“Türkiye’den Aydın Portreleri” dizisinin ilk kitabında niçin Kurtuluş Kayalı ismi tercih edildi? Elbette bunun için birçok neden sayılabilir. Kayalı’nın elli yıllık düşünce hayatı bütünüyle resmedildiğinde belirli bir istikrar ve tavrın kendisini özenle koruduğu görülecektir. Yaşam tarzıyla, üniversitedeki hocalığıyla, yazı ve konuşmalarıyla, daima kendi çizgisini takip eden ve “direnç” gösteren bir “içsel kale”ydi bu.
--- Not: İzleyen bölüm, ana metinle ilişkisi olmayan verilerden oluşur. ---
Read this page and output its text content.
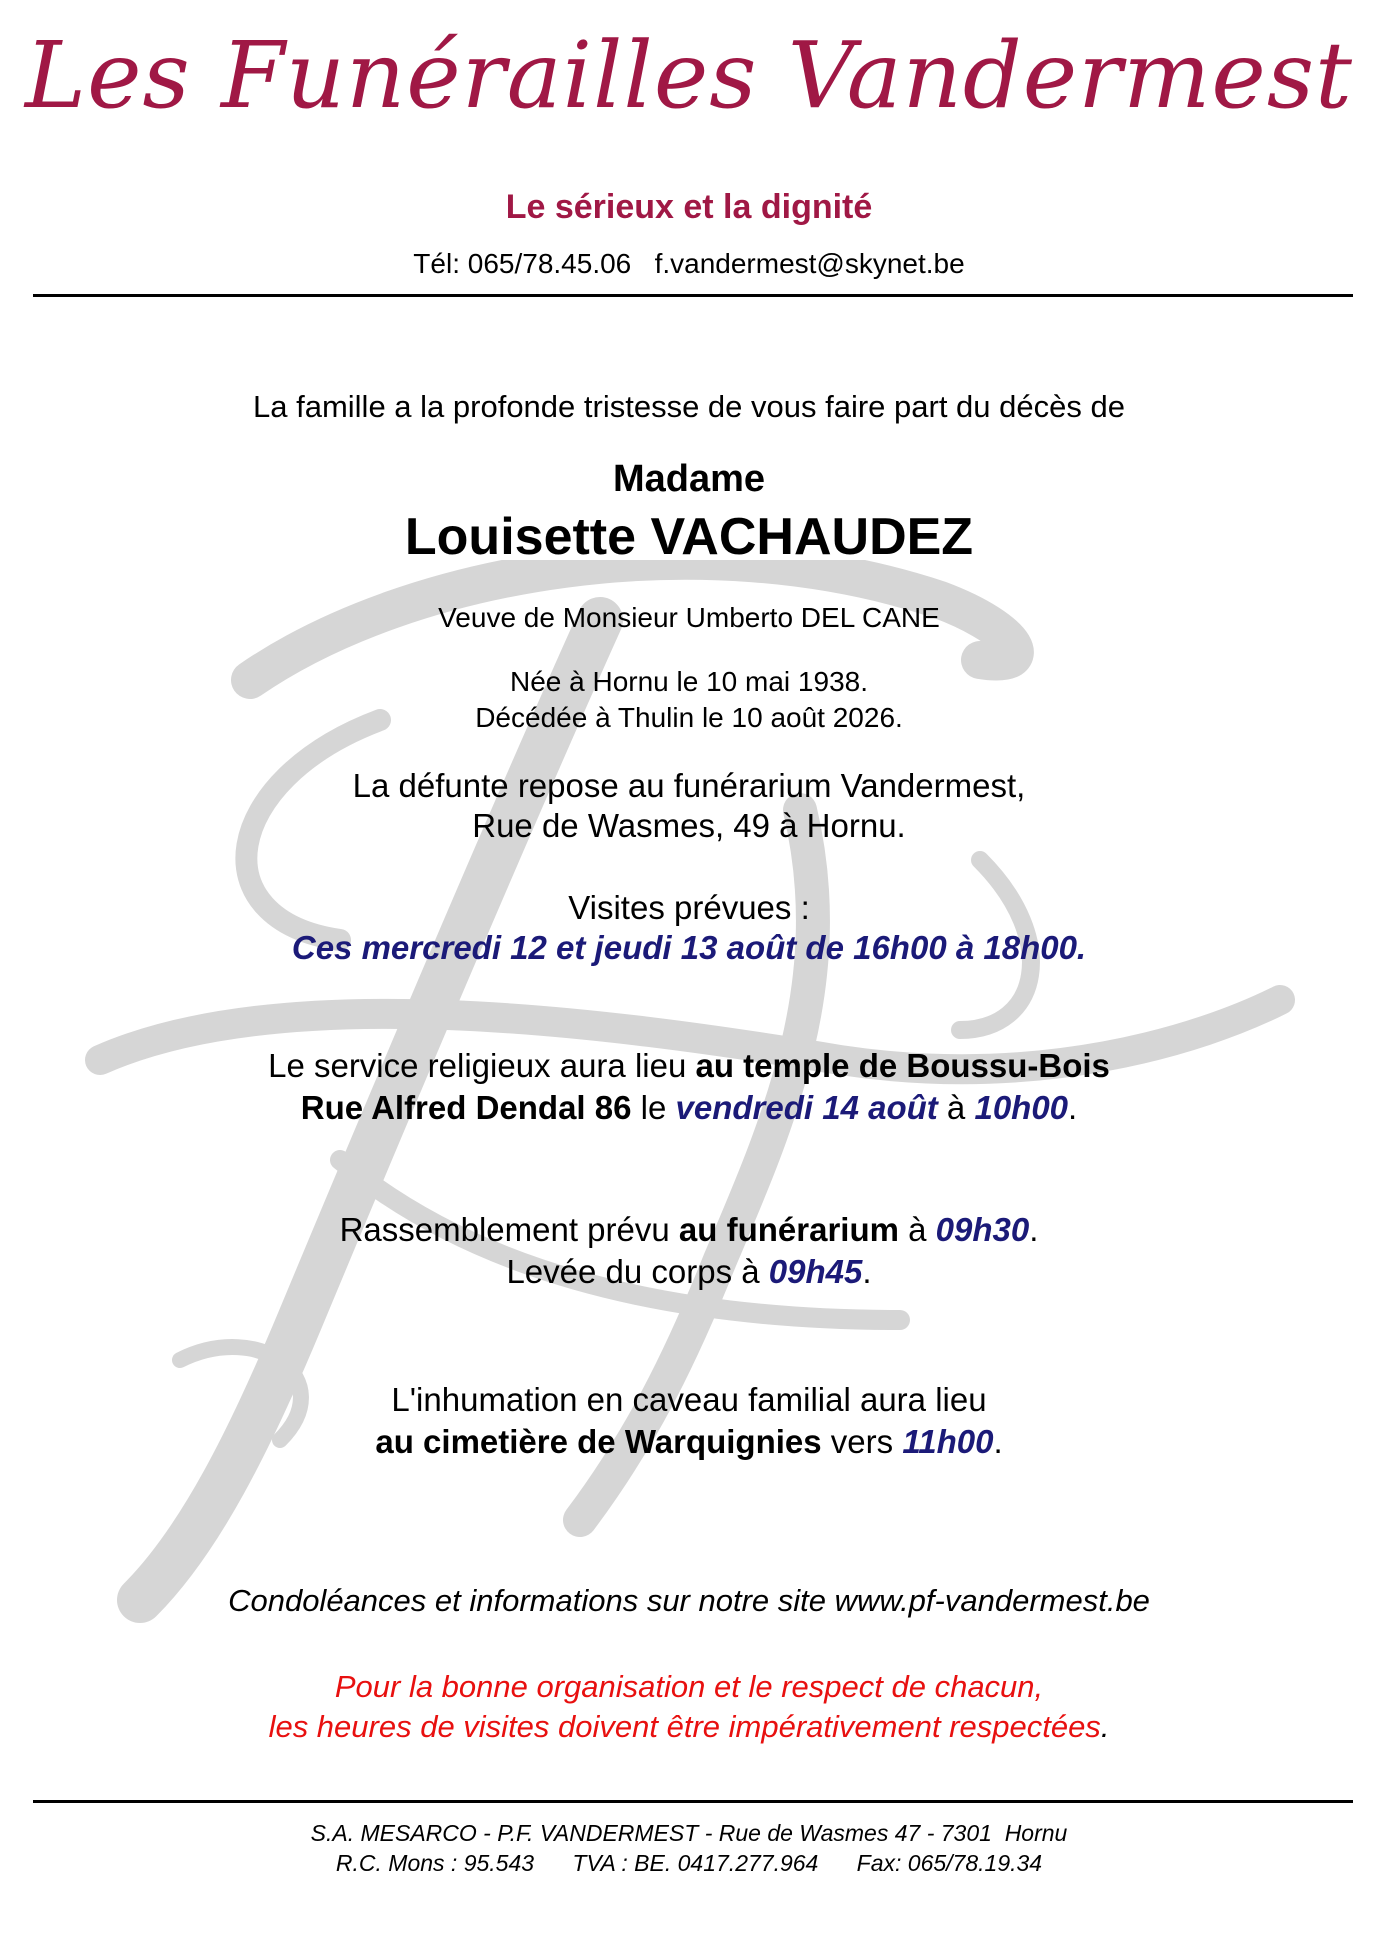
Les Funérailles Vandermest
Le sérieux et la dignité
Tél: 065/78.45.06   f.vandermest@skynet.be
La famille a la profonde tristesse de vous faire part du décès de
Madame
Louisette VACHAUDEZ
Veuve de Monsieur Umberto DEL CANE
Née à Hornu le 10 mai 1938.
Décédée à Thulin le 10 août 2026.
La défunte repose au funérarium Vandermest,
Rue de Wasmes, 49 à Hornu.
Visites prévues :
Ces mercredi 12 et jeudi 13 août de 16h00 à 18h00.
Le service religieux aura lieu au temple de Boussu-Bois
Rue Alfred Dendal 86 le vendredi 14 août à 10h00.
Rassemblement prévu au funérarium à 09h30.
Levée du corps à 09h45.
L'inhumation en caveau familial aura lieu
au cimetière de Warquignies vers 11h00.
Condoléances et informations sur notre site www.pf-vandermest.be
Pour la bonne organisation et le respect de chacun,
les heures de visites doivent être impérativement respectées.
S.A. MESARCO - P.F. VANDERMEST - Rue de Wasmes 47 - 7301  Hornu
R.C. Mons : 95.543      TVA : BE. 0417.277.964      Fax: 065/78.19.34
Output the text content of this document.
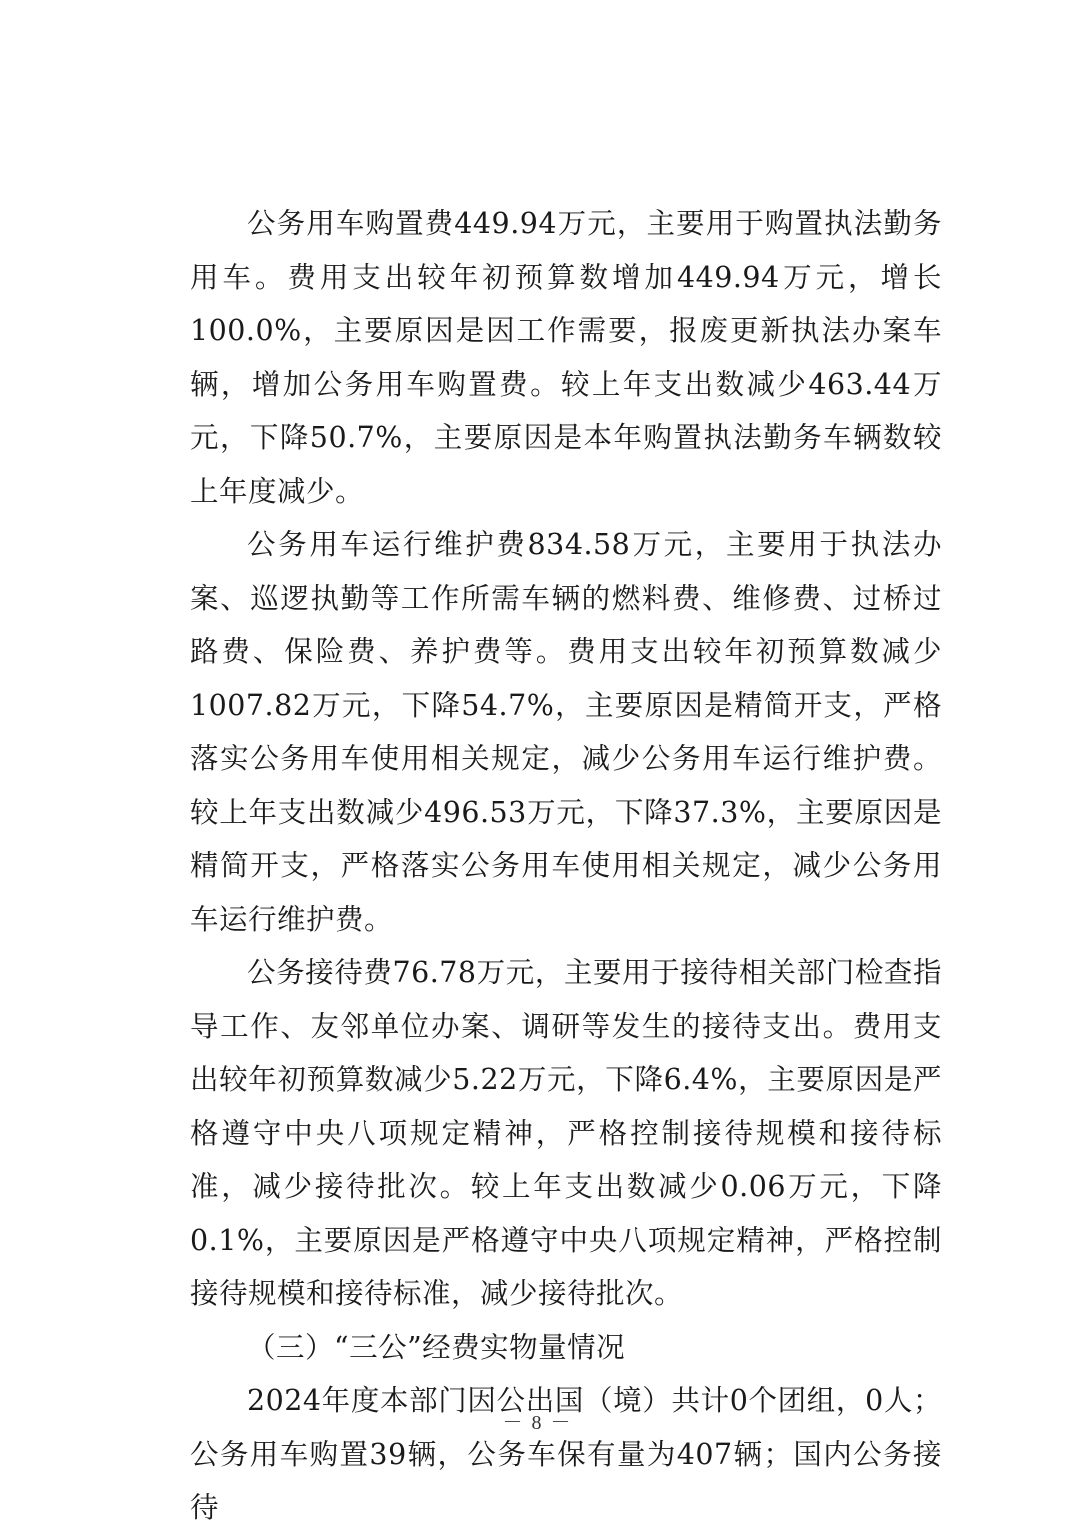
公务用车购置费449.94万元，主要用于购置执法勤务用车。费用支出较年初预算数增加449.94万元，增长100.0%，主要原因是因工作需要，报废更新执法办案车辆，增加公务用车购置费。较上年支出数减少463.44万元，下降50.7%，主要原因是本年购置执法勤务车辆数较上年度减少。

公务用车运行维护费834.58万元，主要用于执法办案、巡逻执勤等工作所需车辆的燃料费、维修费、过桥过路费、保险费、养护费等。费用支出较年初预算数减少1007.82万元，下降54.7%，主要原因是精简开支，严格落实公务用车使用相关规定，减少公务用车运行维护费。较上年支出数减少496.53万元，下降37.3%，主要原因是精简开支，严格落实公务用车使用相关规定，减少公务用车运行维护费。

公务接待费76.78万元，主要用于接待相关部门检查指导工作、友邻单位办案、调研等发生的接待支出。费用支出较年初预算数减少5.22万元，下降6.4%，主要原因是严格遵守中央八项规定精神，严格控制接待规模和接待标准，减少接待批次。较上年支出数减少0.06万元，下降0.1%，主要原因是严格遵守中央八项规定精神，严格控制接待规模和接待标准，减少接待批次。

（三）“三公”经费实物量情况

2024年度本部门因公出国（境）共计0个团组，0人；公务用车购置39辆，公务车保有量为407辆；国内公务接待

－ 8 －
Dışarıdan gelen rüzgârlara kapalı ve ait olduğu toplumun zamanını ve mekânını her an gözetleyen sağlam ve dayanaklı bir içsel kale!… Bu sebepledir ki, Kayalı herkesin itibar ettiği, yaslandığı ve güç devşirdiği topluluklarda yer almadı. Her adımda iktidara göz kırpan seçkin “aydın” fotoğraflarının dışındaydı onun soluklandığı iklim. Kayalı’nın tarih, sosyoloji, sinema, edebiyat, mizah üzerine olan yazıları baştan sona okunduğunda onun dün ve bugün arasında verdiği sayısız örnekten hareketle aydınların, üniversitelerin, yayın dünyasının, çeviri kültürünün ne seviyede büyük boşluklar ve uçurumlarla dolu olduğu çok net biçimde görülecektir.
Kayalı yaşam boyu çevresine işaret ettiği bu çelişkileri gösterirken kelimenin tam anlamıyla haklıdır. Ama bunu yaparken daima “içimizden biri” gibi davrandı, yapay “seçkinlik” gösterilerine başvurmadı, bir iktidar yaratmadı, kendine ait bir ada gibi bağımsızlığını sürdürdü, heyecanını korudu, son kertede gençlerin ve halkının yanında duran biriydi o.
Biricik hedefi “hakikati söylemek” ve buradan bir “kendilik bilinci” üretmek olan aydın sorumluluğunun değeri şimdi daha iyi anlaşılmaktadır.